I'm glad this approach is working well for you and your students. I was always a listen to the lecture guy. I'd hate having to come up with alternate hypotheses. That would be like doing problem sets without being able to look at the text book, an occasional nightmare I have. It's one thing if no one knows the answer or there may be many answers as there are in engineering courses, but the whole point of bothering to attend a class was to learn stuff that someone else knew and I didn't, not to figure it out for myself.

Maybe it was my low self esteem. I was always sure that my professors knew some things that I didn't.

Ann, if everyone get's 100% the class is far too easy. Additionally, having the average be, say 70% allows the test sufficient dynamic range to gauge the student's mastery of the material, which is the point of spending time on the test in the first place.

Why not want EVERY student to get 100% on a test? Why be sad that so many earned 80%.

If every student in the class got 100% because they had really mastered 100% of the material, that'd be fine. The nature of the subject, though, is that basically nobody will truly master 100% of the material the first time they see it. When lots of students get really high scores, the most likely explanation is that I didn't gauge the difficulty of the test properly, and could've asked them harder questions.

What's so wrong with telling the class what the right answer is, after a full conversation that has not necessarily converged to the correct place? Physics is a subject full of right answers, after all. Don't you want to make sure they go out knowing the correct ones?

The idea is that they retain the correct answer better when they have arrived at the answers themselves, rather than having me tell them what the right answers are.
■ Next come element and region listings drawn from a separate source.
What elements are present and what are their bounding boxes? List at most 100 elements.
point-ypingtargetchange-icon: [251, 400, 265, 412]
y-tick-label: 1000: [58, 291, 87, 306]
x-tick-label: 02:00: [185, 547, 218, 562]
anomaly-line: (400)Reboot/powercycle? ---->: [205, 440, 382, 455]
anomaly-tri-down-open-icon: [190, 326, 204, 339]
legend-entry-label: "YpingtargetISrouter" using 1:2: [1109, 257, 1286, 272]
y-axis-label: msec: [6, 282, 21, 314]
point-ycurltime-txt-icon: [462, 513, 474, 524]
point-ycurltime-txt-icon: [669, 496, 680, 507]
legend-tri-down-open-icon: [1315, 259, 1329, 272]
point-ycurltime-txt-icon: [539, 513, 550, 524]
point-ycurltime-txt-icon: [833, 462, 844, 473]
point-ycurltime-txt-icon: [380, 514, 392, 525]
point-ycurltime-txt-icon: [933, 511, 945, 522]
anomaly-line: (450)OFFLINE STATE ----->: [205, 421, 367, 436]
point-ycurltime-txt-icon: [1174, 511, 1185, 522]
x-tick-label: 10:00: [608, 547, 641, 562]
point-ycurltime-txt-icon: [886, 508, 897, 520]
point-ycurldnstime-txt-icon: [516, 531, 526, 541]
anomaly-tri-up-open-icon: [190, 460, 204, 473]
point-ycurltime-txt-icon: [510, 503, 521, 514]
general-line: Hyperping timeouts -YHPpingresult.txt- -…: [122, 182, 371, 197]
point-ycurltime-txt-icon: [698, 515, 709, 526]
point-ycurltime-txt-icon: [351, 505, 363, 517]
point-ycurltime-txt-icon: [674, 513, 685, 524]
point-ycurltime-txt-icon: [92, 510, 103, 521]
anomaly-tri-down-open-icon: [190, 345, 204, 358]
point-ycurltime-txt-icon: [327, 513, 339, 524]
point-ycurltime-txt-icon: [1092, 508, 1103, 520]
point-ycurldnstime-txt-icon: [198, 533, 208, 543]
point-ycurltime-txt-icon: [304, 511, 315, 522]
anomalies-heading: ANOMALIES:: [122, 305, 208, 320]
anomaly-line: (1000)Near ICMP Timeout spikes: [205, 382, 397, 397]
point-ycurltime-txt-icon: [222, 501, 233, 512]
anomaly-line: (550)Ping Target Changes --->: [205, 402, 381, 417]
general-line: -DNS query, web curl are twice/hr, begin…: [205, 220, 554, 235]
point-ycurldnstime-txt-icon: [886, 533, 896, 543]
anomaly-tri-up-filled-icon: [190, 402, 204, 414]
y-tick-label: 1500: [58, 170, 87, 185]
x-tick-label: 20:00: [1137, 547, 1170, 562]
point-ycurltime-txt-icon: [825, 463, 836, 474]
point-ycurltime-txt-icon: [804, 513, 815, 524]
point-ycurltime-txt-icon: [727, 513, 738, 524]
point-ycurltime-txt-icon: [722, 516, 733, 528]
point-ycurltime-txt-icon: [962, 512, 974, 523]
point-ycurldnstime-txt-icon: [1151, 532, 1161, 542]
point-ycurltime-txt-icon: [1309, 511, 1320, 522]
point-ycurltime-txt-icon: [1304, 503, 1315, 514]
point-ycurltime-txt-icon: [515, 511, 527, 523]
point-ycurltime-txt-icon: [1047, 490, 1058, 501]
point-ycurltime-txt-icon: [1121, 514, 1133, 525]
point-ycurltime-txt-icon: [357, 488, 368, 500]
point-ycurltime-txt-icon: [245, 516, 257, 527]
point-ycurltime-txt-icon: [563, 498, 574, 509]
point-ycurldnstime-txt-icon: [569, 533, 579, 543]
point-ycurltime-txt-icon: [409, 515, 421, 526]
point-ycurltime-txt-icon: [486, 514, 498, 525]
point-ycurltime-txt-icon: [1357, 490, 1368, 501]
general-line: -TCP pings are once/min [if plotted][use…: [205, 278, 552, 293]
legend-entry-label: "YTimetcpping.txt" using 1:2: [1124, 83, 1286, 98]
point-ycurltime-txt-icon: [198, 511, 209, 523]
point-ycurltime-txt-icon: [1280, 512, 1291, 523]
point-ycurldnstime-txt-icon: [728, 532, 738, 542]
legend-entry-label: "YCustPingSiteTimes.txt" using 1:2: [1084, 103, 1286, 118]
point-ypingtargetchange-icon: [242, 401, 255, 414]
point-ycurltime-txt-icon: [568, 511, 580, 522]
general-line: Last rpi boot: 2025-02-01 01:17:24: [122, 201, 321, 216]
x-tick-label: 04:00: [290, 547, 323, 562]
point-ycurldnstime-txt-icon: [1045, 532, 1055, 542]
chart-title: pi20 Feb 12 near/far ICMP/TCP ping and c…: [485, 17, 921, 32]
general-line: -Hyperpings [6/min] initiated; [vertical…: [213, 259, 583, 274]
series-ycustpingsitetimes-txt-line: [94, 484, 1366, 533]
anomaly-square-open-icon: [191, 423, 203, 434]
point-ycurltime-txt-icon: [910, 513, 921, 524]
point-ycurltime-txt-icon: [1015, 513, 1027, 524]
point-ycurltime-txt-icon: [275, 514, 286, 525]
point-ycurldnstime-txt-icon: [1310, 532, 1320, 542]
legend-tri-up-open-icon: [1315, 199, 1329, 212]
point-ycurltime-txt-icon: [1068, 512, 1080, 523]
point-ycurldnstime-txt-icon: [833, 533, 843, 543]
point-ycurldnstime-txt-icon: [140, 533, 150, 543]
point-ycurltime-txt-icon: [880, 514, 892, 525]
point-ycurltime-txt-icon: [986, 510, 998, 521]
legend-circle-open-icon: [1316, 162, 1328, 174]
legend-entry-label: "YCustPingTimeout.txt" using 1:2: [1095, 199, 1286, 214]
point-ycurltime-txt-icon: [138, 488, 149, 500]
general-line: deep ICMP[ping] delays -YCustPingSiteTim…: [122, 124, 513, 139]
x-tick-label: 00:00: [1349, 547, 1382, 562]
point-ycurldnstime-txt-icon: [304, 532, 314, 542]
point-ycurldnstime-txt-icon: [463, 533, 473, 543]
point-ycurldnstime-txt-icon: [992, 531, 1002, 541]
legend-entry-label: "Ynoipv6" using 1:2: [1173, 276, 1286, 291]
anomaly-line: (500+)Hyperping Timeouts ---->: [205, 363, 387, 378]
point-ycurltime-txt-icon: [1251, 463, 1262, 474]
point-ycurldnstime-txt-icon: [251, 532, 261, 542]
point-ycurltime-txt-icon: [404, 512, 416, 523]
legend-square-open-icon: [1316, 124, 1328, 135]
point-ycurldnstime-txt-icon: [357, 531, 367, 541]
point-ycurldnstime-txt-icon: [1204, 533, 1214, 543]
The point is to make them go through the process of determining the answer, not just memorize facts that I tell them.

Thank you for writing this behind-the-scenes perspective.

It sounds as if a sticky point is student participation that involves problem solving skills, as opposed to conceptual discussions, that could touch on students' feelings of competence, or lack there of, which in turn might expose the students to feeling embarrassed, especially if speculating about wrong answers.

Do you have a student TA who could be like a confederate in the class, someone more like a peer who could present fallacious arguments or be more like a model of the type of discussion you want?

And, if you think part of the difficulty is time-constraints, such as the amount of time it takes to do calculations on the clicker, could you create an on-line blog or forum for class discussion?

Lastly, the comments about grading curves and how difficult exams are reminds me that, based on my undergraduate son's report, the second mid-term invariably is harder than the first one, at least for math and physics courses.